5 but is substantially decreased by E12.5 ( Figures 1A–1D; data not shown). Consistent with previous studies showing a requirement for GDE2 in interneuron generation, Gde2 transcripts extend dorsally from E10.5, coincident with the timing of ventral and dorsal interneuron formation ( Figures 1B and 1C; Yan et al., 2009). Similarly, GDE2 protein is expressed in postmitotic somatic motor neurons from E9.5 and is detected dorsally from E10.5 ( Figures 1E and 1F). Examination of GDE2 expression in relation to columnar-specific

motor neuron markers at fore- and hindlimb levels of the spinal cord shows that GDE2 is localized to newly differentiating motor neurons and to MMC and lateral and medial LMC motor neurons ( Figures 1E–1G’; Tsuchida et al., 1994; data not shown). By E12.5, GDE2 protein is reduced within motor neuron check details cell bodies but is enriched within motor axons, suggesting that GDE2 may have later roles in postmitotic motor neuron development ( Figures 1H and 1I). Thus, GDE2 is expressed in somatic motor

neuron cell bodies coincident with the period of motor neuron neurogenesis. To test the requirement for GDE2 in regulating motor click here neuron generation, we generated stable mouse lines that lack functional GDE2 (Gde2−/−) using Cre-lox technology (see Figure S1 available online).

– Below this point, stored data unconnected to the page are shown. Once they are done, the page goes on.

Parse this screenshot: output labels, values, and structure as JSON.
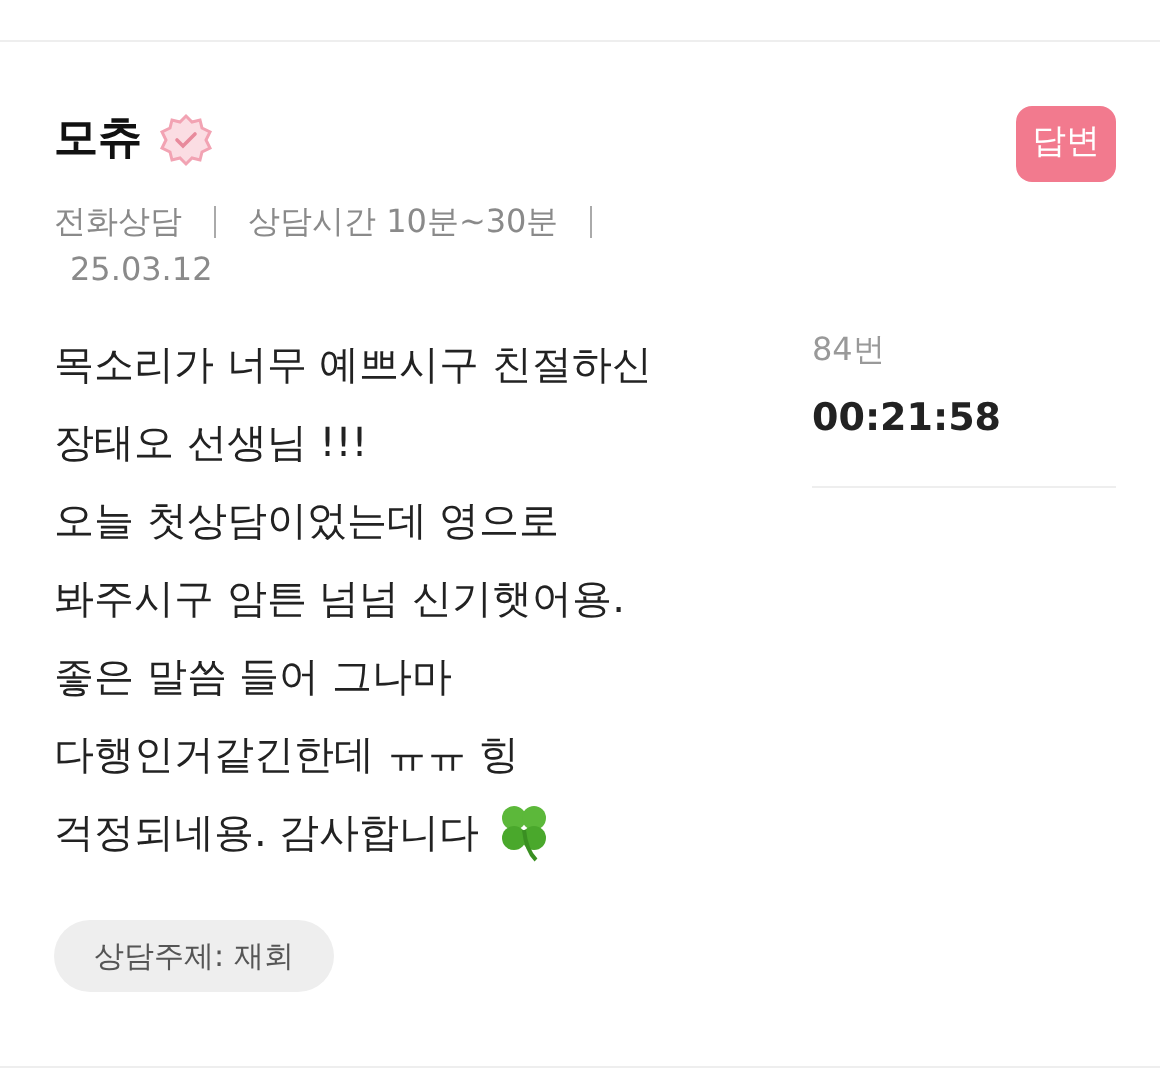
{
  "review": {
    "author": "모츄",
    "verified": true,
    "reply_badge": "답변",
    "meta": [
      "전화상담",
      "상담시간 10분~30분"
    ],
    "date": "25.03.12",
    "lines": [
      "목소리가 너무 예쁘시구 친절하신",
      "장태오 선생님 !!!",
      "오늘 첫상담이었는데 영으로",
      "봐주시구 암튼 넘넘 신기햇어용.",
      "좋은 말씀 들어 그나마",
      "다행인거같긴한데 ㅠㅠ 힝",
      "걱정되네용. 감사합니다"
    ],
    "topic": "상담주제: 재회"
  },
  "side": {
    "number": "84번",
    "duration": "00:21:58"
  }
}
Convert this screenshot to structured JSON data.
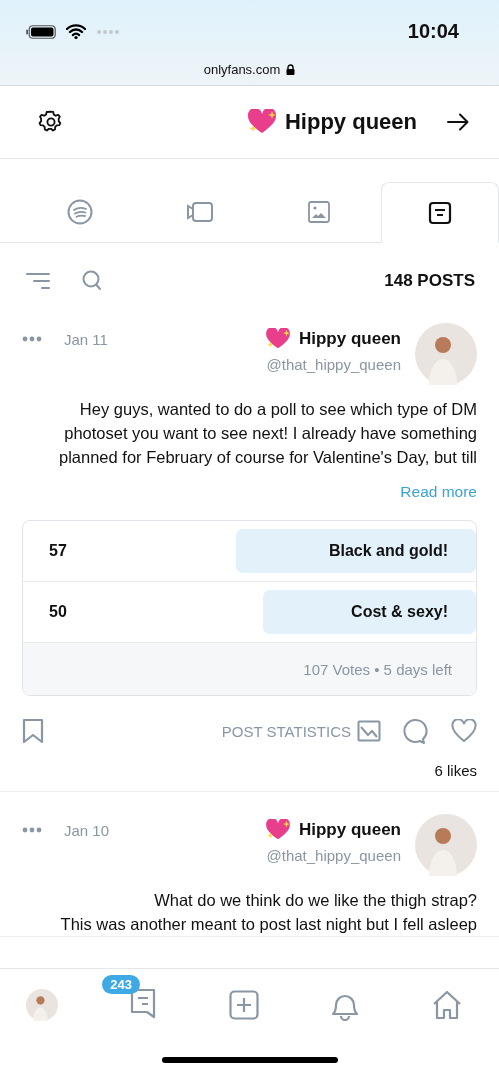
{
  "status_bar": {
    "time": "10:04",
    "url": "onlyfans.com"
  },
  "header": {
    "title": "Hippy queen"
  },
  "tabs": [
    {
      "kind": "posts",
      "selected": true
    },
    {
      "kind": "photos",
      "selected": false
    },
    {
      "kind": "videos",
      "selected": false
    },
    {
      "kind": "audio",
      "selected": false
    }
  ],
  "posts_count": "148 POSTS",
  "posts": [
    {
      "name": "Hippy queen",
      "handle": "@that_hippy_queen",
      "date": "Jan 11",
      "text": [
        "Hey guys, wanted to do a poll to see which type of DM photoset you want to see next! I already have something planned for February of course for Valentine's Day, but till"
      ],
      "read_more": "Read more",
      "poll": {
        "options": [
          {
            "label": "Black and gold!",
            "count": "57",
            "level": 0.53
          },
          {
            "label": "Cost & sexy!",
            "count": "50",
            "level": 0.47
          }
        ],
        "footer": "107 Votes • 5 days left"
      },
      "stats": "POST STATISTICS",
      "likes": "6 likes"
    },
    {
      "name": "Hippy queen",
      "handle": "@that_hippy_queen",
      "date": "Jan 10",
      "text": [
        "What do we think do we like the thigh strap?",
        "This was another meant to post last night but I fell asleep"
      ]
    }
  ],
  "nav": {
    "messages_badge": "243"
  }
}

We confirmed GDE2 ablation using a combination of PCR, direct sequencing, western blot, aminophylline and immunohistochemical analyses ( Figure 7C; Figure S1). Examination of Gde2−/− and wild-type (WT) littermates at the onset of motor neuron differentiation at E9.5 showed an approximately 50% loss of Isl1/2+ and HB9+ motor neurons ( Figures 2A, 2B, 2D, 2E, and 2G; Nornes and Carry, 1978). However, the number of Olig2+ motor neuron progenitors and the dorsal-ventral patterning of spinal progenitors were not affected ( Figures 2C, 2F, and 2G; Figure S2). No increase in TUNEL

staining was detected in Gde2−/− animals, suggesting that the loss of GDE2 does not compromise motor neuron survival but instead disrupts motor neuron formation ( Figure S2). Consistent with this model, Gde2 null mutants showed a decrease in the number of progenitors exiting the cell cycle ( Figures 2J, 2M, and 2N). Although no changes in the proportion of cells in S phase and M phase were detected, the total number of cells in S phase after a 16 hr BrdU pulse was increased, suggesting that the length of the cell cycle is extended in the absence of GDE2 ( Figures 2H–2N; Yan et al., 2009). These data collectively support previous findings in the chick showing that GDE2 is required to regulate motor neuron generation but does not affect progenitor patterning and specification ( Rao and Sockanathan, 2005). Some motor neurons are generated in the absence of GDE2, suggesting that GDE2 function might be redundant with its family members Gde3 and Gde6 ( Nogusa et al., 2004 and Yanaka et al., 2003).